Important note: Most chess databases (and at least one book) incorrectly give Black's 18th move as Qb4; the actual move was 18...Qb5. Tim Harding's January 14, 2004 article in The Kibitzer at ChessCafe.com discussed this issue in detail. That site is inactive, but an archive may exist.
(47) Pillsbury - Lasker, Queen's Gambit Declined [D40]

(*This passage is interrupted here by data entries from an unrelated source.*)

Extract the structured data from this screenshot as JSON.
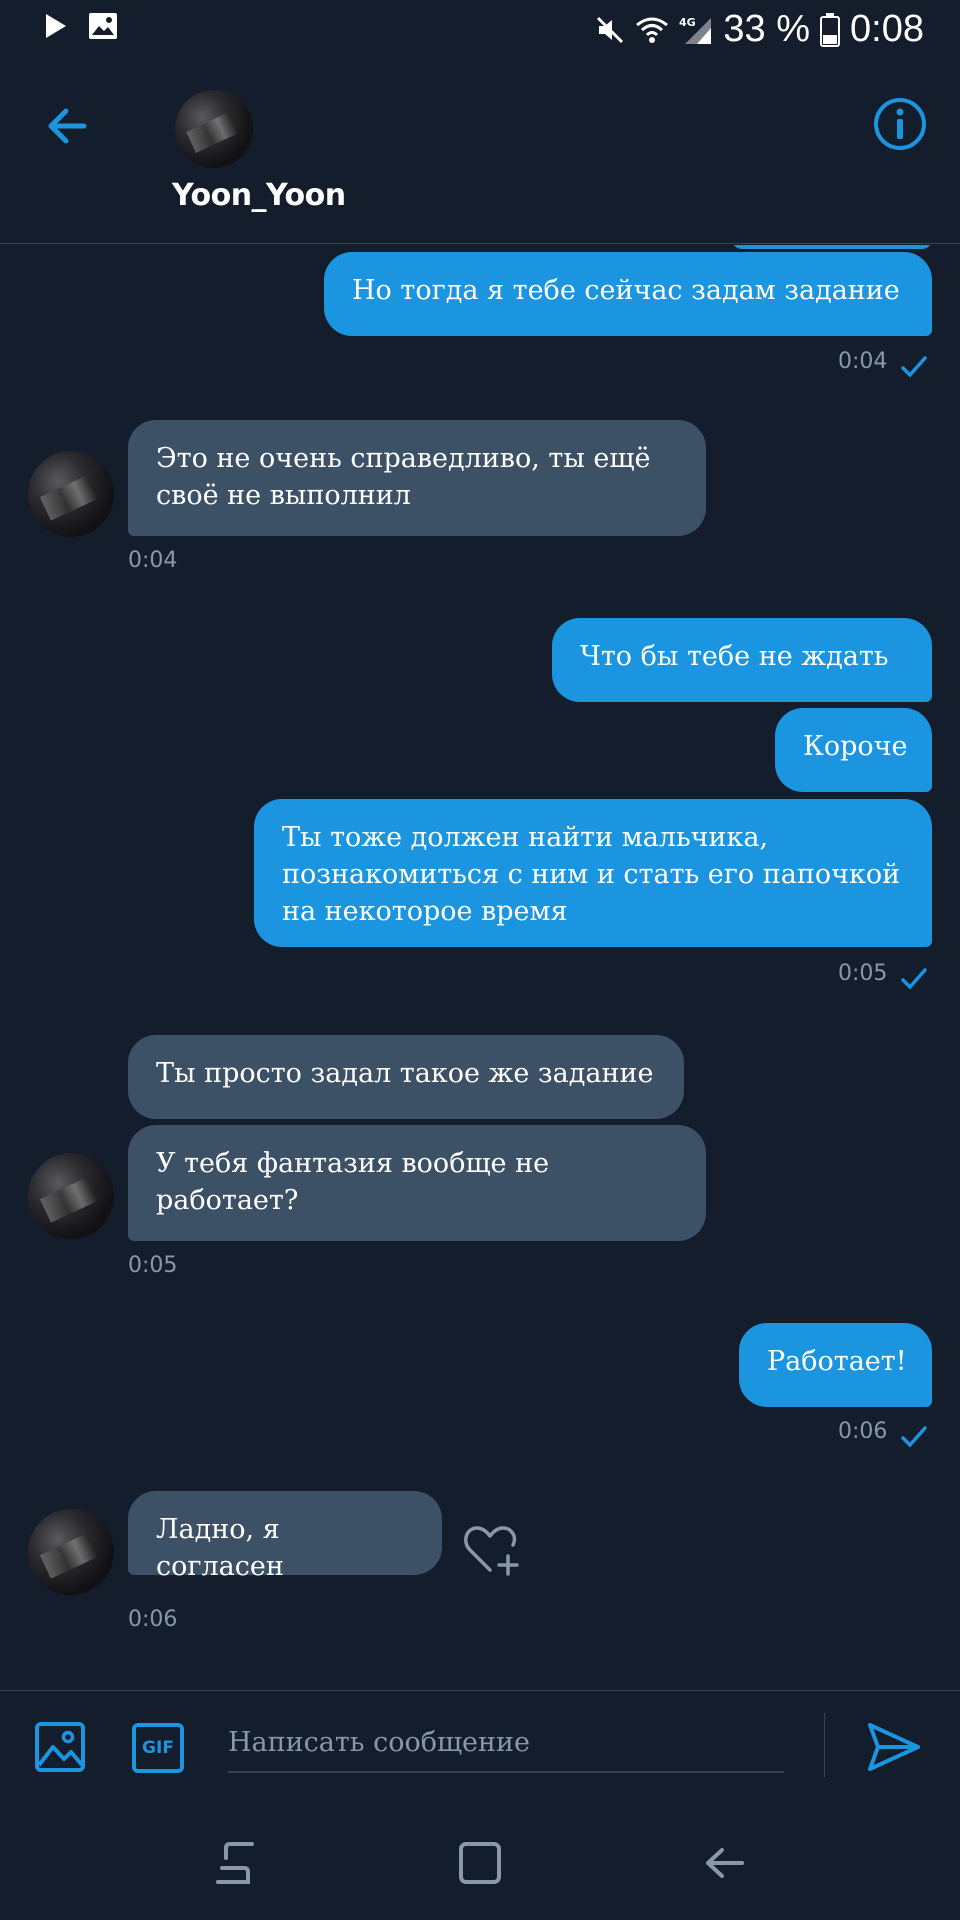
{
  "status_bar": {
    "battery": "33 %",
    "time": "0:08",
    "network": "4G",
    "icons": [
      "play-icon",
      "image-icon",
      "mute-icon",
      "wifi-icon",
      "signal-icon",
      "battery-icon"
    ]
  },
  "header": {
    "contact_name": "Yoon_Yoon",
    "icons": [
      "back-arrow-icon",
      "info-icon"
    ]
  },
  "messages": [
    {
      "direction": "out",
      "text": "Но тогда я тебе сейчас задам задание"
    },
    {
      "direction": "out",
      "time": "0:04",
      "status": "read"
    },
    {
      "direction": "in",
      "text": "Это не очень справедливо, ты ещё своё не выполнил",
      "time": "0:04"
    },
    {
      "direction": "out",
      "text": "Что бы тебе не ждать"
    },
    {
      "direction": "out",
      "text": "Короче"
    },
    {
      "direction": "out",
      "text": "Ты тоже должен найти мальчика, познакомиться с ним и стать его папочкой на некоторое время",
      "time": "0:05",
      "status": "read"
    },
    {
      "direction": "in",
      "text": "Ты просто задал такое же задание"
    },
    {
      "direction": "in",
      "text": "У тебя фантазия вообще не работает?",
      "time": "0:05"
    },
    {
      "direction": "out",
      "text": "Работает!",
      "time": "0:06",
      "status": "read"
    },
    {
      "direction": "in",
      "text": "Ладно, я согласен",
      "time": "0:06"
    }
  ],
  "composer": {
    "placeholder": "Написать сообщение",
    "gif_label": "GIF",
    "icons": [
      "image-upload-icon",
      "gif-icon",
      "send-icon"
    ]
  },
  "nav_bar": {
    "icons": [
      "recent-apps-icon",
      "home-icon",
      "back-icon"
    ]
  },
  "colors": {
    "background": "#141d2b",
    "outgoing_bubble": "#1b95e0",
    "incoming_bubble": "#3d5166",
    "accent": "#1b95e0",
    "secondary_text": "#8899a6"
  }
}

1.d4 d5 2.c4 e6 3.Nc3 Nf6 4.Nf3 c5 5.Bg5 cxd4 6.Qxd4 Nc6 7.Bxf6 gxf6 8.Qh4 dxc4 9.Rd1 Bd7 10.e3 Ne5 11.Nxe5 fxe5 12.Qxc4 Qb6 13.Be2 Qxb2 14.0-0 Rc8 15.Qd3 Rc7 16.Ne4 Be7 17.Nd6+ Kf8 18.Nc4 Qb5 19.f4 exf4 20.Qd4 f6 21.Qxf4 Qc5 22.Ne5 Be8 23.Ng4 f5 24.Qh6+ Kf7 25.Bc4 Rc6 26.Rxf5+ Qxf5 27.Rf1 Qxf1+ 28.Kxf1 Bd7 29.Qh5+ Kg8 30.Ne5 1-0 Replay
Check out some excellent analysis of this game by A.J. Goldsby I.
The above game, along with a brief introduction, can be found in All About Chess by I.A. Horowitz (Collier paperback, 1971).
Diagram of the position after 6...Nc6 and some discussion.
(48) Napier - Teichmann, Queen's Gambit Declined [D51]
1.d4 d5 2.c4 e6 3.Nc3 Nf6 4.Bg5 Nbd7 5.Nf3 c6 6.e4 dxe4 7.Nxe4 Bb4+ 8.Bd2 Be7 9.Bd3 c5 10.Bc3 b6 11.0-0 Bb7 12.Qe2 0-0 13.Rad1 Qc7 14.dxc5 bxc5 15.Ng3 Rfd8 16.Rfe1 Qc6 17.Qe3 Nf8 18.h4 h6 19.h5 N8h7 20.Bf1 Qa4 21.Rxd8+ Rxd8 22.Ne5 Ng5 23.Bd3 Bd6 24.f4 Bxe5 25.Qxe5 Nh3+ 26.gxh3 Rxd3 27.Qb8+ Kh7 28.Qxb7 Rxg3+ 29.Kh2 Nxh5 30.Qe4+ g6 31.Rg1 f5 32.Qe2 Rxg1 33.Kxg1 Nxf4 34.Qe5 Qd1+ 35.Kh2 Qc2+ 36.Kg3 Qg2+ 37.Kxf4 Qf2+ 0-1
This game contains another instance of a typo in the game score. Many electronic sources show Black's move 30 as 30...g6. However, the move played was 30...Rg6. I have corrected this on this site. Thanks for David Moody for highlighting this.